Les interprètes de la Colline du Parlement s’inquiètent de la qualité du service.
Les interprètes parlementaires affirment que la qualité de la traduction et la santé du débat bilingue à la Chambre des communes pourraient souffrir si le Bureau de la traduction du Canada donne suite à son projet de faire appel à des interprètes non accrédités.
L’agence fédérale prévoit de faire appel à des interprètes indépendants, qui ne sont pas accrédités par le Bureau de la traduction, jusqu’à la fin de la session d’automne dans le cadre d’un projet pilote visant à répondre à la demande de traducteurs, dans un contexte de pénurie apparente.
Une nouvelle enquête menée auprès de 92 interprètes qualifiés pour travailler pour le Bureau de la traduction du gouvernement fédéral montre que près des trois quarts d’entre eux n’ont pas été sollicités pour ce travail.
Les interprètes de la Colline sont chargés de traduire en direct les travaux parlementaires, y compris les débats de la Chambre des communes et les réunions des comités, ainsi que de traduire toute la documentation, y compris les projets de loi, les actes, la correspondance et les rapports.
Et l’Association internationale des interprètes de conférence (AIIC) déclare que le projet de la Chambre des communes de recruter des interprètes indépendants non accrédités par le Bureau de la traduction pour répondre aux besoins réduira la qualité du service, mettant ainsi en danger le niveau du débat bilingue.
La Chambre des communes est en train de créer une équipe « B » d’interprètes qui n’ont pas prouvé qu’ils répondaient aux normes de haute qualité exigées jusqu’à présent au Parlement », a déclaré Nicole Gagnon, porte-parole de l’AIIC-Canada, dans un communiqué publié par l’organisation mercredi.

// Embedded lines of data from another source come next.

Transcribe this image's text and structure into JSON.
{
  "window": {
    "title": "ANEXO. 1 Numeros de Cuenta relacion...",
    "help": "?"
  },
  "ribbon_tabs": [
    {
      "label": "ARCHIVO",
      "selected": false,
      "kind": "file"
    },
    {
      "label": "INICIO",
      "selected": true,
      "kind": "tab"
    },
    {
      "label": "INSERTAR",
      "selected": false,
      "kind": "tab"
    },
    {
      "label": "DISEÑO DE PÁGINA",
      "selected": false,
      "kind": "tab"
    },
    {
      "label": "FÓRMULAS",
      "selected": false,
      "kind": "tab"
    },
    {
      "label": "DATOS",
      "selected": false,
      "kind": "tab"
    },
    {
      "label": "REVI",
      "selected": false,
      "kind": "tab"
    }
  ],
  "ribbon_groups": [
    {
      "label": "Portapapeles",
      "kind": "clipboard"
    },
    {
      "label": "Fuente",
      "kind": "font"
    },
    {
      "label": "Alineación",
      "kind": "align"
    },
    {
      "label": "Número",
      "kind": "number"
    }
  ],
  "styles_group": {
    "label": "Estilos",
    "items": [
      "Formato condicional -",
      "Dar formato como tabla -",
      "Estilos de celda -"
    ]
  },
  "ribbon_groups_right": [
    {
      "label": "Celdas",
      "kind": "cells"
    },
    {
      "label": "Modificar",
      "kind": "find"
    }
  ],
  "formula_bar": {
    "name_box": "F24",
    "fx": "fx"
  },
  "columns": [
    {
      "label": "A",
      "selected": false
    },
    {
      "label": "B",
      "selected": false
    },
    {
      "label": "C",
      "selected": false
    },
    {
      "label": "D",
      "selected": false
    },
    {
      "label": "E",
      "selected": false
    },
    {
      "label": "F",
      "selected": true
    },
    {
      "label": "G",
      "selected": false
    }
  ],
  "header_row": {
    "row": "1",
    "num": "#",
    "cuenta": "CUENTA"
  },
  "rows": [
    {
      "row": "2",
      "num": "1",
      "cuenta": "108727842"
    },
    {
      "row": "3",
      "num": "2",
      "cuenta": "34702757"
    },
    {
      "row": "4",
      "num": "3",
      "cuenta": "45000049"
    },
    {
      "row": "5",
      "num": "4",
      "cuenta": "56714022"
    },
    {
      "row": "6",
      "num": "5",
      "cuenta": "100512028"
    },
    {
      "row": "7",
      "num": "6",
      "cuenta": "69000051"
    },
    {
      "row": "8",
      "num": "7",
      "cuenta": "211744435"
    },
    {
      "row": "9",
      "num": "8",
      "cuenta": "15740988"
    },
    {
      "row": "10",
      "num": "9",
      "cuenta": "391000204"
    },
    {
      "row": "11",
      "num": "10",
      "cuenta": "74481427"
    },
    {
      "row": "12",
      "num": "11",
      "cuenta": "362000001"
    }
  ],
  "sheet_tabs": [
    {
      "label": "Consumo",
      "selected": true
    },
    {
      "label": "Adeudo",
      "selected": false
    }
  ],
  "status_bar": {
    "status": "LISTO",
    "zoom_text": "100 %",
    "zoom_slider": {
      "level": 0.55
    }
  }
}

Mme Gagnon a qualifié la décision de l’administration de la Chambre de « malavisée » et a déclaré qu’il y a plusieurs « inefficacités » qui doivent être résolues.
Elle a ajouté qu’aucune institution crédible, y compris les Nations Unies et le Parlement européen, ne ferait appel à des interprètes indépendants qui n’ont pas passé d’examen, comme le permettrait le projet pilote du gouvernement canadien.
L’enquête de l’AIIC montre que malgré le défi apparent du Bureau de la traduction de répondre aux besoins d’interprétation, très peu d’interprètes accrédités se sont vus offrir des missions parlementaires au cours des six derniers mois.
« Il y a beaucoup de pigistes accrédités qui sont prêts, disposés et plus aptes à servir au Parlement « , a déclaré M. Gagnon. « La Chambre des communes met inutilement en péril la qualité du discours bilingue de ses travaux en faisant appel à des fournisseurs qui ne sont pas qualifiés selon les normes du Bureau de la traduction. »
Le Bureau de la traduction n’était pas immédiatement disponible pour commenter.
Entre-temps, la Chambre a voté en juin pour maintenir son modèle hybride – qui permet aux députés de participer aux débats de la Chambre et aux réunions des comités de façon virtuelle, et de voter de n’importe où au Canada – mais les interprètes parlementaires disent que le système leur pose des problèmes.
Plusieurs d’entre eux ont exprimé leurs inquiétudes lors de la pandémie de COVID-19 en disant que la qualité du son lors du travail sur un modèle hybride a eu un impact sur leur travail et a causé des blessures au travail.
L’enquête de l’AIIC montre que plus de deux tiers des personnes interrogées ont jugé les conditions de travail au Parlement virtuel moyennes ou inférieures à la moyenne, notamment en ce qui concerne la qualité du service.
Et si la moitié des interprètes interrogés qui ont travaillé au Parlement dans le passé déclarent qu’il est peu probable qu’ils acceptent un emploi qui ne les amène pas à travailler en personne sur la Colline, les trois quarts d’entre eux se disent préoccupés par la qualité du son sur la Colline. Plus de la moitié des répondants disent avoir réduit le nombre de missions qu’ils acceptent sur la Colline pour cette raison.